# In-class exercises

### 1. t-test

Consider the data in `birthweight.csv`.

|Variable|Description|Data type|
|---|---|---|
|ID|Baby number| (meta) |
|length|Length of baby (cm)|Scale|
|Birthweight|Weight of baby (kg)|Scale|
| headcirumference|Head Circumference|Scale|
| Gestation|Gestation (weeks)|Scale|
| smoker|Mother smokes 1 = smoker 0 = non-smoker| Binary|
| motherage|Maternal age|Scale|
| mnocig|Number of cigarettes smoked per day by mother|Scale|
| mheight|Mothers height (cm)| Scale|
| mppwt|Mothers pre-pregnancy weight (kg)| Scale|
| fage|Father's age| Scale|
|fedyrs|Father’s years in education|Scale|
| fnocig|Number of cigarettes smoked per day by father|Scale|
| fheight|Father's height (kg)| Scale|
| lowbwt|Low birth weight, 0 = No and 1 = yes| Binary|
|mage35|Mother over 35, 0 = No and 1 = yes|Binary|


Does a mother's smoking have any influence on their baby's birthweight?

In [3]:
import numpy as np
import pandas as pd
from scipy import stats
import matplotlib.pyplot as plt

In [3]:
data = pd.read_csv("birthweight.csv")

We want a two-tailed test (no prior expectations about change).

Set $\alpha$ = 0.05

In [7]:
bw_smoker = data[ data.smoker==1 ].Birthweight
bw_nonsmoker = data[ data.smoker==0 ].Birthweight

mean_smoker = bw_smoker.mean()
mean_nonsmoker = bw_nonsmoker.mean()

print('smoker:', mean_smoker)
print('nonsmoker:', mean_nonsmoker)
print('difference:', mean_smoker - mean_nonsmoker)

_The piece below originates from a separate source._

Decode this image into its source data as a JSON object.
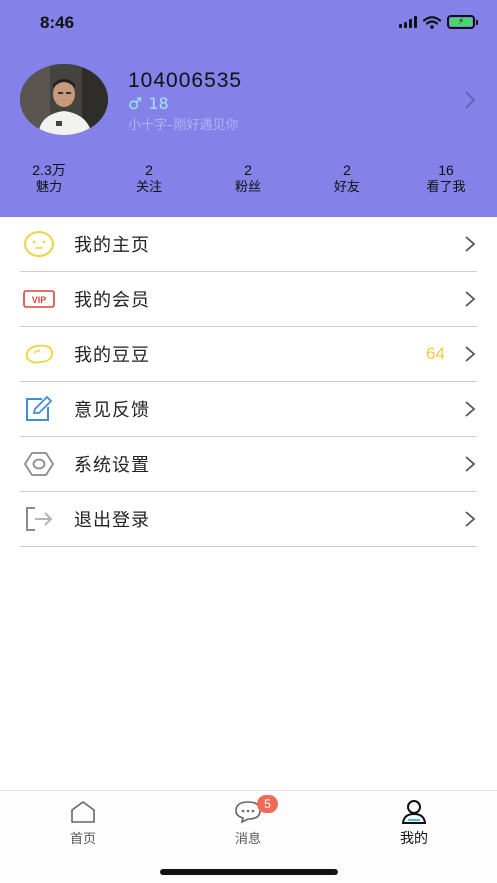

smoker: 3.1340909090909093
nonsmoker: 3.5095000000000005
difference: -0.37540909090909125


In [8]:
stats.ttest_ind( bw_smoker, bw_nonsmoker )

Ttest_indResult(statistic=-2.093431541991207, pvalue=0.04269624654559367)

### 2. ANOVA


Consider the data in `diet.csv`.

|Variable|Description|Data type|
|---|---|---|
|Person|Participant number||
|Age|Age (years)|Scale|
|Height|Height (cm)|Scale|
|preweight|Weight before the diet (kg)|Scale|
|Diet|Diet|Nominal|
|weight6weeks|Weight after 6 weeks (kg)|Scale|

Does weight change depend on the diet followed?

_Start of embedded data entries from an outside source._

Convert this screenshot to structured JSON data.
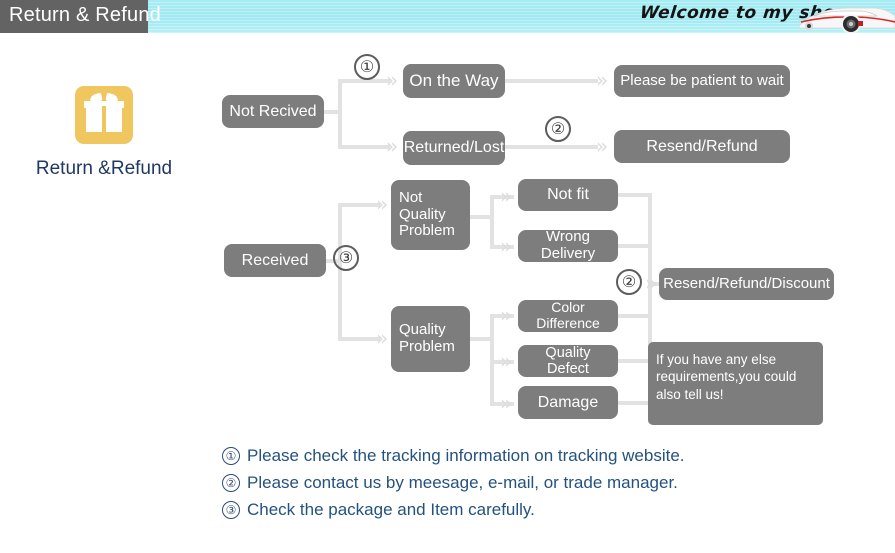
{
  "header": {
    "tab_title": "Return & Refund",
    "welcome_text": "Welcome to my shop",
    "car_icon": "sports-car-image",
    "banner_color": "#9fe9f2",
    "tab_color": "#636363"
  },
  "badge": {
    "icon": "gift-box-icon",
    "icon_color": "#f0c75e",
    "label": "Return &Refund",
    "label_color": "#1f3864"
  },
  "flow": {
    "node_color": "#7d7d7d",
    "line_color": "#e2e2e2",
    "nodes": [
      {
        "id": "not-recived",
        "label": "Not Recived"
      },
      {
        "id": "on-the-way",
        "label": "On the Way"
      },
      {
        "id": "returned-lost",
        "label": "Returned/Lost"
      },
      {
        "id": "please-be-patient",
        "label": "Please be patient to wait"
      },
      {
        "id": "resend-refund",
        "label": "Resend/Refund"
      },
      {
        "id": "received",
        "label": "Received"
      },
      {
        "id": "not-quality-problem",
        "label": "Not Quality Problem"
      },
      {
        "id": "quality-problem",
        "label": "Quality Problem"
      },
      {
        "id": "not-fit",
        "label": "Not fit"
      },
      {
        "id": "wrong-delivery",
        "label": "Wrong Delivery"
      },
      {
        "id": "color-difference",
        "label": "Color Difference"
      },
      {
        "id": "quality-defect",
        "label": "Quality Defect"
      },
      {
        "id": "damage",
        "label": "Damage"
      },
      {
        "id": "resend-refund-discount",
        "label": "Resend/Refund/Discount"
      }
    ],
    "markers": [
      {
        "id": "marker-1-top",
        "label": "①"
      },
      {
        "id": "marker-2-top",
        "label": "②"
      },
      {
        "id": "marker-3-middle",
        "label": "③"
      },
      {
        "id": "marker-2-right",
        "label": "②"
      }
    ],
    "callout": {
      "text": "If you have any else requirements,you could also tell us!"
    }
  },
  "footnotes": [
    {
      "num": "①",
      "text": "Please check the tracking information on tracking website."
    },
    {
      "num": "②",
      "text": "Please contact us by meesage, e-mail, or trade manager."
    },
    {
      "num": "③",
      "text": "Check the package and Item carefully."
    }
  ]
}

H0: mean weight changes for all diets are equal

H1: mean weight changes are not all equal

$\alpha$ = 0.05

In [14]:
data = pd.read_csv("diet.csv")

diet1 = data[ data.Diet==1 ]
diet2 = data[ data.Diet==2 ]
diet3 = data[ data.Diet==3 ]

change1 = diet1.weight6weeks - diet1.preweight
change2 = diet2.weight6weeks - diet2.preweight
change3 = diet3.weight6weeks - diet3.preweight

In [22]:
stats.f_oneway(change1, change2, change3 )

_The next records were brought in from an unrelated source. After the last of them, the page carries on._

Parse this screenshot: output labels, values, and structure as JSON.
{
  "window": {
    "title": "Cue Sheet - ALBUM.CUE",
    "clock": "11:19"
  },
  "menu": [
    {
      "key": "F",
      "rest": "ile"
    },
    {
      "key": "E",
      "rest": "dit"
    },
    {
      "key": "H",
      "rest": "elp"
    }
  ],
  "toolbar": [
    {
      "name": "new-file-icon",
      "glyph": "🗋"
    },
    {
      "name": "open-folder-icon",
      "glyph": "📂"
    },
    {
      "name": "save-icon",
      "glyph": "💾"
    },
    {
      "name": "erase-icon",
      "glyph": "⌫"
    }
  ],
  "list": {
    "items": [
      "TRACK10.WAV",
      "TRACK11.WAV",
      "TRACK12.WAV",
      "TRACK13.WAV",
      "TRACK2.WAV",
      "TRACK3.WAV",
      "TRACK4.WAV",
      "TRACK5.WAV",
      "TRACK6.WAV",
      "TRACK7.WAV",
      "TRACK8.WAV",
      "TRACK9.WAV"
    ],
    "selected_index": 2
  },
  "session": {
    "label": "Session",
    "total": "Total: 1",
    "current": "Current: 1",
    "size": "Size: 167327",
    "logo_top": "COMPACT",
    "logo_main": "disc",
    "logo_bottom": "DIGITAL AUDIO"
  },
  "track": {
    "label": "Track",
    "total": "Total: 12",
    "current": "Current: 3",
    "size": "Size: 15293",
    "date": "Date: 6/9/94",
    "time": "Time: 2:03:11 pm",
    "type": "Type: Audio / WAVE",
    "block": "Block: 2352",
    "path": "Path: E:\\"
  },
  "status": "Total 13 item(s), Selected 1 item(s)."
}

F_onewayResult(statistic=6.197447453165349, pvalue=0.0032290142385893524)

### 3. Chi-squared test

Consider the data in `crime.csv`.

|Variable|Description|Data type|
|---|---|---|
|CrimeRate|Crime rate (number of offences per million population)|Continuous|
|Youth|Young males (number of males aged 18-24 per 1000)|Discrete|
|Southern|Southern state 1 = yes, 0 = no|Binary|
|Education|Education time (average number of years schooling up to 25)|Discrete|
|ExpenditureYear0|Expenditure (per capita expenditure on police)  skewed|Continuous|
|LabourForce|Youth labour force (males employed 18-24 per 1000)|Discrete|
|Males|Males (per 1000 females)|Discrete|
|MoreMales|More males identified per 1000 females 1 = yes, 0 = no|Binary|
|StateSize|State size (in hundred thousands)|Discrete|
|YouthUnemployment|Youth Unemployment (number of males aged 18-24 per 1000) skewed|Discrete|
|MatureUnemployment|Mature Unemployment (number of males aged 35-39 per 1000)|Discrete|
|HighYouthUnemploy|High Youth Unemployment 1 = yes, 0 = no (high if Youth >3*Mature )|Binary|
|Wage|Wage (median weekly wage)|Continuous|
|BelowWage|Below Wage (number of families below half wage per 1000)|Discrete|


Is there a relationship between Southern states and high youth unemployment?

H0: High youth unemployment is independent of Southern

H1: High youth unemployment is not independent of Southern

$\alpha$ = 0.05

In [30]:
data = pd.read_csv("crime.csv")

obs = pd.crosstab( data.Southern, data.HighYouthUnemploy )
obs

HighYouthUnemploy,0,1
Southern,Unnamed: 1_level_1,Unnamed: 2_level_1
0,17,14
1,15,1


In [31]:
stats.contingency.expected_freq(obs)

array([[21.10638298,  9.89361702],
       [10.89361702,  5.10638298]])

In [32]:
p_value = stats.chi2_contingency(obs)[1]
p_value

0.017240599419156625

In the case of a 2x2 table, we can avoid having to meet the chi-squared test requirements by applying [Fisher's exact test](https://en.wikipedia.org/wiki/Fisher%27s_exact_test).


In [33]:
p_value = stats.fisher_exact(obs)[1]
p_value

0.00804930920522039